When Calne administered the drug to patients in whom he had transplanted cadaver kidneys, cyclosporine promptly turned around and attacked the very kidneys it was designed to save.
”Calne had used the same dosages he had used in animals,” Borel said.
”He created trouble. For the first time, we learned that cyclosporine in such high doses could cause kidney damage.
”It was a terrible time, a real crisis,” Borel remembered. ”Calne performed biopsies and found what he mistook for the first signs of rejection. So he added more cyclosporine and thereby gave some patients lymph cancer.
”It was really by intuition and genius that he realized how to correct this situation. He decided it was not rejection but kidney poisoning that really was happening. So he drastically lowered the dose of the drug.
”By doing that, he really saved cyclosporine. The kidney function returned, and no more cancer developed. From then on, the results were spectacular.”

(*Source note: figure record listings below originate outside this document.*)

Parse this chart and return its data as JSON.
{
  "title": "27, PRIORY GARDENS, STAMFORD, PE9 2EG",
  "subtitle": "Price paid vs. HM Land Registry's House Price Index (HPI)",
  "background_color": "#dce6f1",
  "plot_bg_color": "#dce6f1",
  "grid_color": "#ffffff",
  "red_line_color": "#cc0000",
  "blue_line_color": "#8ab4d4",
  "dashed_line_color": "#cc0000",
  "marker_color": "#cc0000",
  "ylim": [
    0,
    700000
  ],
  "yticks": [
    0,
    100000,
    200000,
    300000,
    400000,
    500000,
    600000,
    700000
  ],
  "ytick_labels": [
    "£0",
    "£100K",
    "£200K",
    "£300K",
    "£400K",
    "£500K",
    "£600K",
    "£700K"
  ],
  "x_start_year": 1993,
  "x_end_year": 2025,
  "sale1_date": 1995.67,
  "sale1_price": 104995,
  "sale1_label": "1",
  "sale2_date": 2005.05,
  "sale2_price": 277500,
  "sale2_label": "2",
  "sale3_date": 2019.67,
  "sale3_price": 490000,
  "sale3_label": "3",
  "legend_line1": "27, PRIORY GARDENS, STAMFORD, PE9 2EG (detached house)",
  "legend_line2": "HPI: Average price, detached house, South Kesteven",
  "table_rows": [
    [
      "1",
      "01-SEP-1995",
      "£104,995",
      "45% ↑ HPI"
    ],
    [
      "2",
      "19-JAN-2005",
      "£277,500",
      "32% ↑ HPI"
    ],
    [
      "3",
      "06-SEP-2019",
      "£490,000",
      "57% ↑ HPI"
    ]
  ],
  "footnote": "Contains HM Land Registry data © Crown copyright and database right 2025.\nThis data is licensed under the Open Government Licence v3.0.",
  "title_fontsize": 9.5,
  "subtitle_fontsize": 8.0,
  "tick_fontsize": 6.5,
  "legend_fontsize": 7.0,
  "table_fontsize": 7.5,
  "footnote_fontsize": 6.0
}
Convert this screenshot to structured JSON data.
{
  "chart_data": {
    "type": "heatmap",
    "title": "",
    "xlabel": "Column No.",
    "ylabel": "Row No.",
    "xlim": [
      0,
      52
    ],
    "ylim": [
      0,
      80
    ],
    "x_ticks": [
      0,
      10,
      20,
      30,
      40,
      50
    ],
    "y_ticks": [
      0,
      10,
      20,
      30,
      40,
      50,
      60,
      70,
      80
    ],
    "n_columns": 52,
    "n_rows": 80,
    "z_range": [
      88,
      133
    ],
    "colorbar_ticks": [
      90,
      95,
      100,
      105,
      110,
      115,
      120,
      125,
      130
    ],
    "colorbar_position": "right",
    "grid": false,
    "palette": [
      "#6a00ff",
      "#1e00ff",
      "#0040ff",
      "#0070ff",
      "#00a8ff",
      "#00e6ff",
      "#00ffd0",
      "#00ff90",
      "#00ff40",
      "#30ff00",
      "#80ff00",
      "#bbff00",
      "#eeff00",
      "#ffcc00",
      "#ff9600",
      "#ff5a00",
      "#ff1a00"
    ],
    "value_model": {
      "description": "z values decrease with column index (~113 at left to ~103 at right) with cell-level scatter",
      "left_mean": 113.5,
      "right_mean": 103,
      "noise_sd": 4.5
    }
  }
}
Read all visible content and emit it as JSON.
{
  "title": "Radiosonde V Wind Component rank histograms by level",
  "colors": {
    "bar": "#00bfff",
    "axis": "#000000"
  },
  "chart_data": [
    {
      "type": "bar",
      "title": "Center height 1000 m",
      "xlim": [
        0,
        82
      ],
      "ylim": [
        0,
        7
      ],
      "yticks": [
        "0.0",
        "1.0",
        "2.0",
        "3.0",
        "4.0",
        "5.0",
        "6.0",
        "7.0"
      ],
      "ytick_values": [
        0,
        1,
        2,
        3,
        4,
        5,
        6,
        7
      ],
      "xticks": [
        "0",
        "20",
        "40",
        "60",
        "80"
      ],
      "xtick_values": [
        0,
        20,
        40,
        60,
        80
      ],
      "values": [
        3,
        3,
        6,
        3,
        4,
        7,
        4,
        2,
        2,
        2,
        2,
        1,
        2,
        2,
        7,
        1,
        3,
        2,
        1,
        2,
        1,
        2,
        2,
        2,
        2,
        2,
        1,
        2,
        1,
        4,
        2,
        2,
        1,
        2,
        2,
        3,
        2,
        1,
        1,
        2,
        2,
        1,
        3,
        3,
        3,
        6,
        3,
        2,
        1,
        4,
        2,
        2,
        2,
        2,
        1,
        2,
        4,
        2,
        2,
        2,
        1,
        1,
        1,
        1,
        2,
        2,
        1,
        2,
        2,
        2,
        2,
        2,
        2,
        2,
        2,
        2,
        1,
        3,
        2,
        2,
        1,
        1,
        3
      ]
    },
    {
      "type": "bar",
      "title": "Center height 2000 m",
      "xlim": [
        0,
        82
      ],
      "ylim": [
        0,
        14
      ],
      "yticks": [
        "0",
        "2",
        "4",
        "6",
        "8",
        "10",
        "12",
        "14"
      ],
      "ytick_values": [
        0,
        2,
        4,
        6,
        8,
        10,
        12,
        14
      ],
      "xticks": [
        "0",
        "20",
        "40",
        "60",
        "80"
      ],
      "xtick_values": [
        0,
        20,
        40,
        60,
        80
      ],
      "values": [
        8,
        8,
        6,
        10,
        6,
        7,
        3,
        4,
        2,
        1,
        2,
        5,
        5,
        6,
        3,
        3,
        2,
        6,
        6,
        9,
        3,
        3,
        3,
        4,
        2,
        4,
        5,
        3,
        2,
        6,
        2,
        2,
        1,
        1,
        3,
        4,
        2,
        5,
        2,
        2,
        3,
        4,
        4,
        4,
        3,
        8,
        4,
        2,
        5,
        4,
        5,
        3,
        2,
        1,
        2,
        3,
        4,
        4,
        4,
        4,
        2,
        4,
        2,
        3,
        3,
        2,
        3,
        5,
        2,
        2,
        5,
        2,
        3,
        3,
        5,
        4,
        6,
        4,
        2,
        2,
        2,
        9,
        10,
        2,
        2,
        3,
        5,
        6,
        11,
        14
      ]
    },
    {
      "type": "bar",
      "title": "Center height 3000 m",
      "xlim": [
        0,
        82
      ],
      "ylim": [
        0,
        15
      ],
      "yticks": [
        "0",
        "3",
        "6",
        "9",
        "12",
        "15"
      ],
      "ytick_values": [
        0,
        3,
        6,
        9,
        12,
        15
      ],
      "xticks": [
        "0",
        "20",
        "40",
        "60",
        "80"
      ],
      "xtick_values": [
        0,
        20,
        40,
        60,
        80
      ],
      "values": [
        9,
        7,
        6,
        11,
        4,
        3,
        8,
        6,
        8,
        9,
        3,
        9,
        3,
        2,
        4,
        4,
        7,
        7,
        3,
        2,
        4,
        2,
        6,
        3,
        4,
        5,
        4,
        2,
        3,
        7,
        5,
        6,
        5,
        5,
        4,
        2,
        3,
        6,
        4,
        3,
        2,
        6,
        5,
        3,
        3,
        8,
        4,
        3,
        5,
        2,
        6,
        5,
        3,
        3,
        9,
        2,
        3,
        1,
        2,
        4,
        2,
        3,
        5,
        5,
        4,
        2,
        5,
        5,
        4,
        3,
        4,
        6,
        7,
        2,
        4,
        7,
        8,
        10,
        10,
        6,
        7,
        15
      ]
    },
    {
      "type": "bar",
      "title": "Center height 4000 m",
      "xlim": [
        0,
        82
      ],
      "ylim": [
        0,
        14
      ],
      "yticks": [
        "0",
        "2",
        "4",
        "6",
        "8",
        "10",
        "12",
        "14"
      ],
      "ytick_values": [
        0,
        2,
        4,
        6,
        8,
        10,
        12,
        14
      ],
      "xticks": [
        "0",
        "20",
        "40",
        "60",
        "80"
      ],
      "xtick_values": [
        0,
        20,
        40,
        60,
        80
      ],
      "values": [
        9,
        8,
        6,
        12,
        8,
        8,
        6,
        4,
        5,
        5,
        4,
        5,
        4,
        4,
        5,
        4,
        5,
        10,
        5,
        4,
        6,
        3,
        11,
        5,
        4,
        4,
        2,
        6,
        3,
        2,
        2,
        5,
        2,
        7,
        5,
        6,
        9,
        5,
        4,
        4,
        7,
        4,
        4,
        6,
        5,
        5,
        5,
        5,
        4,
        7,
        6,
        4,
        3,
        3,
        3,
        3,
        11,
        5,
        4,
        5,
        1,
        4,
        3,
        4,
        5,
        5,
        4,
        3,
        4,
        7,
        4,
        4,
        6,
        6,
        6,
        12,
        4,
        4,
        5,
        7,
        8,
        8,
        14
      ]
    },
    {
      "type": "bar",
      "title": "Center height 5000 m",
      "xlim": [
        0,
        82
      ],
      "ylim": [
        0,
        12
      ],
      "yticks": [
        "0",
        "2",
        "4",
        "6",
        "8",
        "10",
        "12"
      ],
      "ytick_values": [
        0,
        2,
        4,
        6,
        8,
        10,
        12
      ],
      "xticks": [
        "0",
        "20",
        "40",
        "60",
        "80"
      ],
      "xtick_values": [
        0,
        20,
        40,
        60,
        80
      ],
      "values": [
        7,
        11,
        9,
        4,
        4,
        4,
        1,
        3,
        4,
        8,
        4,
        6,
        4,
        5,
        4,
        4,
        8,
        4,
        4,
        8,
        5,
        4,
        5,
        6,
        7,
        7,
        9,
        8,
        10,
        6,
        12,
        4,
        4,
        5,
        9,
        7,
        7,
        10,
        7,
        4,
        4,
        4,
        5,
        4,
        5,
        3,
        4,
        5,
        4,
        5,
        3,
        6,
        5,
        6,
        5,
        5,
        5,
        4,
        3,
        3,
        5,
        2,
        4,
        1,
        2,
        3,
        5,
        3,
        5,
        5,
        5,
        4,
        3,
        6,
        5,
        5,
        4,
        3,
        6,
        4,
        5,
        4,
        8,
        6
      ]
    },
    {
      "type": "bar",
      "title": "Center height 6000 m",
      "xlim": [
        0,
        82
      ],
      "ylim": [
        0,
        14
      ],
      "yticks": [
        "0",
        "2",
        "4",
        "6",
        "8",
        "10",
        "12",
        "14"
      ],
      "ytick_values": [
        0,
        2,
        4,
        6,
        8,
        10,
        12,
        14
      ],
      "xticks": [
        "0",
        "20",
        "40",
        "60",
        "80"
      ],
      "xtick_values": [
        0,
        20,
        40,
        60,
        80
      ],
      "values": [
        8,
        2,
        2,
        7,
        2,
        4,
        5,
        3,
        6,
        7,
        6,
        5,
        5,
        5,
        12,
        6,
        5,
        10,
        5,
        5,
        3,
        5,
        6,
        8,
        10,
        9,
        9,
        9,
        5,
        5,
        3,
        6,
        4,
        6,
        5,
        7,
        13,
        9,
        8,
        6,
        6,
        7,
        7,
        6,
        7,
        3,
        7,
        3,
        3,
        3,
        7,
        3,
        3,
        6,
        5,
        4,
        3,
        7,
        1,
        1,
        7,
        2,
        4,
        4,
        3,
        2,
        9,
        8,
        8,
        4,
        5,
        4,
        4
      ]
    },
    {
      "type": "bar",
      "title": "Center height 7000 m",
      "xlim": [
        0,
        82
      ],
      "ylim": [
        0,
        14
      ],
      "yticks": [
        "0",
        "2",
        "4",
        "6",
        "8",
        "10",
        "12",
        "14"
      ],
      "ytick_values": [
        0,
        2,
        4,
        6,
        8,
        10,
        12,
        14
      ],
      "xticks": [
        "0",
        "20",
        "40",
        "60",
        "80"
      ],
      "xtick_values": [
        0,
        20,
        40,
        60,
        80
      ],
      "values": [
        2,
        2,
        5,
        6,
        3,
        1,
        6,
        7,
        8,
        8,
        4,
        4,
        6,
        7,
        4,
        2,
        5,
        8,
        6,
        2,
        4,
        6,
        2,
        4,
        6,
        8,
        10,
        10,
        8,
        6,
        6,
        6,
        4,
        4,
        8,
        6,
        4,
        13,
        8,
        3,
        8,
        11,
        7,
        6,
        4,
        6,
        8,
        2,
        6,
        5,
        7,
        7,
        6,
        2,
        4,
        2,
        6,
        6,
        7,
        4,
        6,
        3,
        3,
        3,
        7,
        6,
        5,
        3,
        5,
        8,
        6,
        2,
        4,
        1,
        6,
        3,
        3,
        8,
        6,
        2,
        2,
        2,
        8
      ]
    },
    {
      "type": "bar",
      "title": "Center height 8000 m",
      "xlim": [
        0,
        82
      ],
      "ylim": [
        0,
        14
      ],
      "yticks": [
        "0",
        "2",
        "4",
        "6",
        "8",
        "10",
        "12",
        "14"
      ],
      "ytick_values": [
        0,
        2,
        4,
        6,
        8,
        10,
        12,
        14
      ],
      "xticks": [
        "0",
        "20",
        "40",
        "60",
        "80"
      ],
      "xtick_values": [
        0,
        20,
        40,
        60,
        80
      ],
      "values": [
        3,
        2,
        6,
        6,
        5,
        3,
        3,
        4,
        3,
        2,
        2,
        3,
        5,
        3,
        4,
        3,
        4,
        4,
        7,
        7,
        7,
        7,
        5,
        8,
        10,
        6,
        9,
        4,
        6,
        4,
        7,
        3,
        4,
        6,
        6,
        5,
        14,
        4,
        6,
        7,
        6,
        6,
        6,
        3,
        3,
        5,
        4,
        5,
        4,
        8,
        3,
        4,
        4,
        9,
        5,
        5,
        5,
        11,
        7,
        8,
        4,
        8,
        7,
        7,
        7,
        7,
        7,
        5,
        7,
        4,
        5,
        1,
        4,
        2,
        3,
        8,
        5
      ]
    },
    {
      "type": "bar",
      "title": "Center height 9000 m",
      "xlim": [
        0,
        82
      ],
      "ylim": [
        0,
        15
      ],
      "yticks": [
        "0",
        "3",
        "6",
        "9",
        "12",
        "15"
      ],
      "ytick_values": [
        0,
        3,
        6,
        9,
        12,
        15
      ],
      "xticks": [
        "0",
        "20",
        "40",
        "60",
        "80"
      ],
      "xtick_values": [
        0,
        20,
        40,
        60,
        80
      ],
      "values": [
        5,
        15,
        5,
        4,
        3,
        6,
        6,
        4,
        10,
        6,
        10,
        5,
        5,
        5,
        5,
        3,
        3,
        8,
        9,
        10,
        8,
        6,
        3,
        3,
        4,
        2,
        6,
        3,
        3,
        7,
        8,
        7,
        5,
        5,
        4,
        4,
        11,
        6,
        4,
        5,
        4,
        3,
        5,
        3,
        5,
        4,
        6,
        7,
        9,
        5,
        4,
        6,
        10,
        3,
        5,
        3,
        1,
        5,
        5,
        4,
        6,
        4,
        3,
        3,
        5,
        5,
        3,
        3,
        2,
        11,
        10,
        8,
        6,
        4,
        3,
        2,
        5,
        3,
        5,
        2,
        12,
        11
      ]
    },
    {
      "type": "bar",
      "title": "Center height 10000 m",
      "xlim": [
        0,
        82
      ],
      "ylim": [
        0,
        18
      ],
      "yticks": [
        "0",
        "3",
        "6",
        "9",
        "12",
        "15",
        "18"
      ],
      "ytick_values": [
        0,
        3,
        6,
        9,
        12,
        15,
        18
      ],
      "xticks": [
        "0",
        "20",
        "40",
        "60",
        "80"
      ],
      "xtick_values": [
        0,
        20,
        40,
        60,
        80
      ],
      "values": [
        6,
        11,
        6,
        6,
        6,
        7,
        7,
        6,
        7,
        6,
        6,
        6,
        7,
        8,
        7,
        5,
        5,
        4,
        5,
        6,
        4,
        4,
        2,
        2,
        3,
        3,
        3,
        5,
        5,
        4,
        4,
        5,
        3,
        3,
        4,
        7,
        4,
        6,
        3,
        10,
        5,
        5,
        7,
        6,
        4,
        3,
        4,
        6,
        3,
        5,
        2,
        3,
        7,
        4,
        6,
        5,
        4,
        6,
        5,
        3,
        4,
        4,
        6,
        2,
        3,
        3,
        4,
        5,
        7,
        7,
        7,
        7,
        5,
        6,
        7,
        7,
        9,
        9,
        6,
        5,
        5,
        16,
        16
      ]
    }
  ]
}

In 1983, after tests with more than 2,000 kidney and heart transplant patients, cyclosporine was approved by the Food and Drug Administration.
Transplanted kidneys, which had only a 50 percent chance of surviving the first year with conventional immunosuppressive therapy, now have a better than 90 percent chance with cyclosporine. The success rate for hearts jumped from virtually nil to more than 80 percent. Livers doubled from 35 to 70 percent. Moreover, the drug has shown great promise in preventing graft-versus-host disease in bone marrow recipients, an often deadly complication in which the newly transplanted tissue rejects the patient.

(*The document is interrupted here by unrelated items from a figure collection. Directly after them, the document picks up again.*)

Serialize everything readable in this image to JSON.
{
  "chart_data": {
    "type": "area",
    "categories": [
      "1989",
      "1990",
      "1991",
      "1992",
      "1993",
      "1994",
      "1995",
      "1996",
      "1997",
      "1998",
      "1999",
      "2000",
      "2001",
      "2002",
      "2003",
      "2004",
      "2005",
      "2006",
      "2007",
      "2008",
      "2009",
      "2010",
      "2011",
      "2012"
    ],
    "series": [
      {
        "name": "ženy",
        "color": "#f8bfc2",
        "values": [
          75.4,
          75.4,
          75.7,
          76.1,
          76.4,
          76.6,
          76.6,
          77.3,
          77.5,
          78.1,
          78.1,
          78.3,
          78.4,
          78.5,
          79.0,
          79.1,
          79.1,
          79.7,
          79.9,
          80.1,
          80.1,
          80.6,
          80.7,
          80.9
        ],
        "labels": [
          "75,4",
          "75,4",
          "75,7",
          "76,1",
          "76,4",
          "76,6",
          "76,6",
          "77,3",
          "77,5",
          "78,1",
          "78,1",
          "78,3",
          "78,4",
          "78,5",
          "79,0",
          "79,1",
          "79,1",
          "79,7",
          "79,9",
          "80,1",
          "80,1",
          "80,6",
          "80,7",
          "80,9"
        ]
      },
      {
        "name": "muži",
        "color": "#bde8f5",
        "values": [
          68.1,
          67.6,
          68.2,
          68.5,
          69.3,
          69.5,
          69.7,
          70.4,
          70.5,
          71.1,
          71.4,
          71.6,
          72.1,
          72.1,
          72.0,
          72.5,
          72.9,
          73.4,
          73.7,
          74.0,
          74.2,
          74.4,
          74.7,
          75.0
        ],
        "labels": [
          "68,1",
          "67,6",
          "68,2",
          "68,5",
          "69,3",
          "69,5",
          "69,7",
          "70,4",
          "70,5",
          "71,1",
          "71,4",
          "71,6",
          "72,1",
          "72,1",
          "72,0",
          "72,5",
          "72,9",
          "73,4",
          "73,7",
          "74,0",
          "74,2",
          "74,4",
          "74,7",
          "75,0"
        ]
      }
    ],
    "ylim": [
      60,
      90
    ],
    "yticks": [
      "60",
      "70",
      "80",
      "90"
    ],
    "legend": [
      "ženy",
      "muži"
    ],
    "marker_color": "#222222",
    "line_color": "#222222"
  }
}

The promise seems limitless, in fact. Doctors recently discovered that cyclosporine seems to induce long-term remissions in insulin-dependent diabetics and may have an effect against systemic lupus erythematosus and collagen disorders ranging from thyroiditis and hemolytic anemia to idiopathic thrombocytopenic purpura. The drug may slow the progress of multiple sclerosis.
But its most dramatic advance was the transformation of organ transplantation into mainstream medicine.
Yet the delicacy of dosage still haunts many doctors. ”There is a tendency to overuse the drug in order to protect the new organs at any cost,” Borel said.
Borel`s dream is to develop drugs with specific organ tolerance. ”By that, I mean you`d give a patient a kidney and a drug that saves that kidney but leaves the rest of the immune system free to fight infection. That way, we probably could stop all medication after a period.
”Cyclosporine certainly can`t do that yet,” Borel said.
But maybe there`s some other mold out there in the dirt somewhere that can.
”Cyclosporine probably was the drug of a lifetime for me,” Borel concluded with a sigh. ”But every day when I go into work, I`m still looking for something better.”